Ancient Gaza roadway still a vital resource
GAZA // Arriving in the Gaza Strip from the northern Erez checkpoint with Israel - with its snarls of barbed wire, ominous concrete tunnel and ubiquitous rubble - one may not know they are travelling on one of the most ancient and strategic highways in the world.
Today, a jumble of cars, taxis, bikes, donkey-carts, camels, and pedestrians all vie for space on Gaza's potholed Salah al Din Road - the territory's main north-south highway that for centuries was known as the "Way of the Philistines" and linked Egypt to present-day Lebanon, Syria, Turkey and beyond. Running the full 45km to the Gaza Strip's southernmost town of Rafah, but just a slivered remnant of the flourishing passageway it once was, Salah al Din is a window into the rich history of the embattled territory, as well as its more recent tales of conflict and despair.
"The whole focus of life in the historic city [Gaza] was in parallel with the highway that gave the city its rasion d'etre," said Gerald Butt, author of Life at the Crossroads: A History of Gaza. "But the highway today, because of the complexities of international borders, does not serve as a link between Egypt and greater Syria as it did for centuries." Driving south from Erez, Salah al Din is immediately lost in the tangled web of Gaza City's urban streets, burrowing through the overcrowded neighbourhoods where Hamas policemen direct traffic.
Widening under a massive sign wishing travellers a "Good Voyage" in English, the highway escapes the chaos of the city and traverses the Wadi Gaza riverbed, once Gaza City's major line of defence against marauding armies from the south. "It was the most important road in the region, and it is still important. It would reach all the way to Turkey," said Rabai al Faqawi, a 75-year-old refugee from Jaffa, now in northern Israel, as he roasted tea over a driftwood fire by the side of the road.
The armies of Egypt, Alexander the Great, and even Napoleon all tramped up Salah al Din on their way to sack Jerusalem and other imperial prizes in the Levant. The British, when they ruled the area in the late nineteenth and early twentieth centuries, built a railway along the highway to more easily transport weapons and supplies in their battles with the Ottomans during the First World War. Egypt administered Gaza from 1948 until 1967, when Israel seized the territory.

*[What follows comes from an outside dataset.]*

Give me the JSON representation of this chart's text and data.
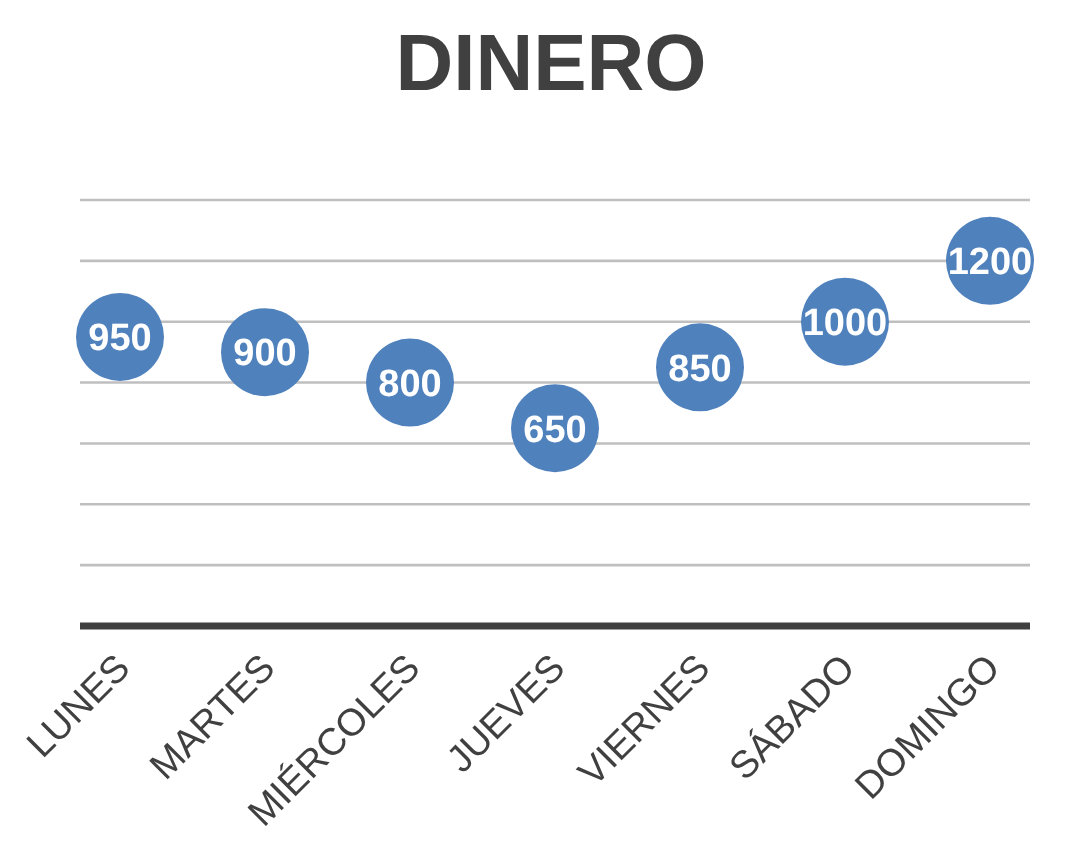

"I have seen the Egyptians, the Israelis, and now the Palestinians rule this road," said Mr al Faqawi, glancing across the street at a life-size, sun-bleached poster of Hamas' dead spiritual leader and founder, Sheikh Ahmed Yassin. "Everything has changed." It is indeed the Palestinians themselves that are the new overlords of this 3,000-year-old highway, at one time a thriving corridor for the trade of silver, spices, wine and fish under Greek, Persian, Roman and later Byzantine rule.
But Hamas, the Islamist movement that seized control of Gaza from its Fatah rivals in 2007, now runs the road's dozen or so checkpoints. Under Israel's occupation of Gaza from 1967-2005, Salah al Din was closed to Palestinian traffic on an almost daily basis. "The Israelis would close the road every day," said Abu Osama, 28, a Hamas policeman manning a checkpoint stationed in an old Jewish synagogue in central Gaza. "We couldn't move from one end of Gaza to the other."
Now, toiling farmers, tinkering mechanics and an array of colourful roadside businesses span the length of Salah al Din, from central to southern Gaza. Camels weave aimlessly between its lanes, workers dig for gravel at its edges, and teetering, horn-blaring lorries run up and down the road to ferry smuggled goods and aid assistance to Gaza's 1.5 million people under an Israeli-Egyptian blockade. "When I was younger, all of this was orange groves, open farms," said Abu Yusuf, 53, a blacksmith from the southern Gaza Strip town of Khan Younis, where the road curves east to meet the city's bustling vegetable and carpentry markets.
"Now, it is people, buildings, businesses, cars," he said, sweeping his arm out towards the sides of the road. "Everything comes down this road." The highway's vibrant traffic of travellers and commerce cannot go far, however. Just 15km south of Abu Yusuf's workshop, Salah al Din is choked-off by the enclave's sealed border with Egypt at Rafah. Salah al Din once ran all the way to the Egyptian seaside town of Al-Arish, 50km from Rafah, where it was known as the "Way of Horus" in Ptolemaic Egypt, in reference to the ancient Egyptian god of the sky, and whose pilgrims and merchants were raided regularly by the Bedouin of Egypt's Sinai Peninsula on their way to Gaza.
On this day, according to authorities, the border is open to Palestinian passengers both leaving and returning to Gaza. But the territory's more recent political landscape - where the Hamas government goes unrecognised by western powers - strangles the historically fluid border and leaves thousands stranded on both sides of the dusty crossing. "I came to Gaza through Egypt, so I should leave through Egypt, but I am stuck," Solia Idris, 34, a Gaza native with a Swiss passport, said at the border. "This is our life, but we are used to it; we are used to being closed off on all sides."